There was a terrible silence for a moment.

Then, coming from everywhere, and yet nowhere, arose a low trilling sound. Like the song of some exotic bird it was, or the sound of wind filtering through pinnacles of ice. It had an amazing quality of ventriloquism.

Even looking directly at Doc's lips, one would not realize from whence the sound emanated.

It was doubtful if Doc even knew he was making the sound. For it was the small, unconscious thing he did in moments of utter concentration. It could mean many things. Just now it was a sign of victory.

The very calmness of the terrible quality in that whistling sound made the snake man tremble from head to foot. The fellow's mouth worked. But words would not come. He took a backward step.

Doc did not move. But his inexorable golden eyes seemed to project themselves toward his quarry. They were merciless. They chilled. They shriveled. They promised awful things.

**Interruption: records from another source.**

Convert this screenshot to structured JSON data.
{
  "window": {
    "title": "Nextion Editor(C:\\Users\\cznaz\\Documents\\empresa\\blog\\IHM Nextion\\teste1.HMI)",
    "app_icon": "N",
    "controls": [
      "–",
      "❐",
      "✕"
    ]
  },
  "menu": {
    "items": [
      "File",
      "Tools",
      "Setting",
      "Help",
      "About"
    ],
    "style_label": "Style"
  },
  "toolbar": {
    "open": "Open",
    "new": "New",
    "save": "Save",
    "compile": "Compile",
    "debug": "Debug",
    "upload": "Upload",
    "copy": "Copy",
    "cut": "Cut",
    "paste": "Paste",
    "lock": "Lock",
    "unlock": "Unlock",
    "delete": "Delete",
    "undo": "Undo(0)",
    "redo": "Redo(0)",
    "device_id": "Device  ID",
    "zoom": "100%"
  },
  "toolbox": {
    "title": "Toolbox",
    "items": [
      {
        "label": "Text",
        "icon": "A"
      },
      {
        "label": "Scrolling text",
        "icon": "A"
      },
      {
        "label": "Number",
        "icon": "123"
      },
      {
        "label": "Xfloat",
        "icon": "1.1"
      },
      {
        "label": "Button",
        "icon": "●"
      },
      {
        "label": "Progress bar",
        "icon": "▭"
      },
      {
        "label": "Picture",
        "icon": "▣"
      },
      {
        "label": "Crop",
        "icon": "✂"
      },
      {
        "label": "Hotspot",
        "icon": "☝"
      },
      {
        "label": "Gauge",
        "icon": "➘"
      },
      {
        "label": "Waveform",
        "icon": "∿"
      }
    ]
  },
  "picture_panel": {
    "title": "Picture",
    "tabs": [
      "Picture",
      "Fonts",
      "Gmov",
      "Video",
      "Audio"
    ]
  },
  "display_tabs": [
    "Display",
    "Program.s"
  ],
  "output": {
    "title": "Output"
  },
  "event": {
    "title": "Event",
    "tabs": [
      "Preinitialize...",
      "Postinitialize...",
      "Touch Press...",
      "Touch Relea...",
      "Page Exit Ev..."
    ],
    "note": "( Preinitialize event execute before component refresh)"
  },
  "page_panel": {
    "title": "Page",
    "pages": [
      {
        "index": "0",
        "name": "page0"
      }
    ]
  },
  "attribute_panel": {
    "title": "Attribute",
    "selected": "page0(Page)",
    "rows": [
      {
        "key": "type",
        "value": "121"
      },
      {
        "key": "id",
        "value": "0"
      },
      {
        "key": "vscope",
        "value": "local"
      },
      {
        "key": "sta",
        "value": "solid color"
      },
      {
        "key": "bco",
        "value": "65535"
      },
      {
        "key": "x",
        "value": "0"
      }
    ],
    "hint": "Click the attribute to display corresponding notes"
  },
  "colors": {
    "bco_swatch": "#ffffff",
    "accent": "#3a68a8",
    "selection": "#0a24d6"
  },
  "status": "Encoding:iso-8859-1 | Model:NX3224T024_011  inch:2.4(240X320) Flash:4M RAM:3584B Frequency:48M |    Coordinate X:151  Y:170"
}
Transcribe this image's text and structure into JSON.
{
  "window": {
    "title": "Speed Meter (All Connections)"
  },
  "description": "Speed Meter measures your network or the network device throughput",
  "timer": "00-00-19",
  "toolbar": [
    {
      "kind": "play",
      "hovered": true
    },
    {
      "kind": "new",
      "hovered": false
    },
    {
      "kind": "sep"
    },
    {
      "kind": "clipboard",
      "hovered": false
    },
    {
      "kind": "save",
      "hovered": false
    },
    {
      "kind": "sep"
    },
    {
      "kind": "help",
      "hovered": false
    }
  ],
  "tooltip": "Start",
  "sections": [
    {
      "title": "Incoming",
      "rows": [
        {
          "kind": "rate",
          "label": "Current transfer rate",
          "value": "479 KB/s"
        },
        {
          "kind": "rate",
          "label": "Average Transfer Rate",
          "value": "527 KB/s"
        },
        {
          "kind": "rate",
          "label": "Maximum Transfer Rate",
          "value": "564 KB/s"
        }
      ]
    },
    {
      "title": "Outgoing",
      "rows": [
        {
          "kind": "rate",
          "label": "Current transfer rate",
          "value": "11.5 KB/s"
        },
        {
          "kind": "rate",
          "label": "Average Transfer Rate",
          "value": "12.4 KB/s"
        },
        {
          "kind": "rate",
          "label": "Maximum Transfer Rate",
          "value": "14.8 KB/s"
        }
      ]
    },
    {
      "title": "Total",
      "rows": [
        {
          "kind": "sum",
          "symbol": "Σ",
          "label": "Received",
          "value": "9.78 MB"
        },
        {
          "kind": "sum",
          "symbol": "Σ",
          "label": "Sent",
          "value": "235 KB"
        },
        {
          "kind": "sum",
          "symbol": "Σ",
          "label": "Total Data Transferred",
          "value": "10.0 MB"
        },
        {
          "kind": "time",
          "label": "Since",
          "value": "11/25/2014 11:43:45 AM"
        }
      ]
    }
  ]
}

Those eyes, far better than words could have, told the snake man what he could expect.

He tried to speak again. He tried to make his nerveless legs carry him in flight. He couldn't.

Finally, by a tremendous effort, he did the one thing that could get him away from those terrifying eyes of Doc's.

The snake man jumped off the trail!

Slowly, his body spun on its way to death. The face was a pale, grotesque.

It was the face of Don Rubio Gorro, secretary of state of the republic of Hidalgo.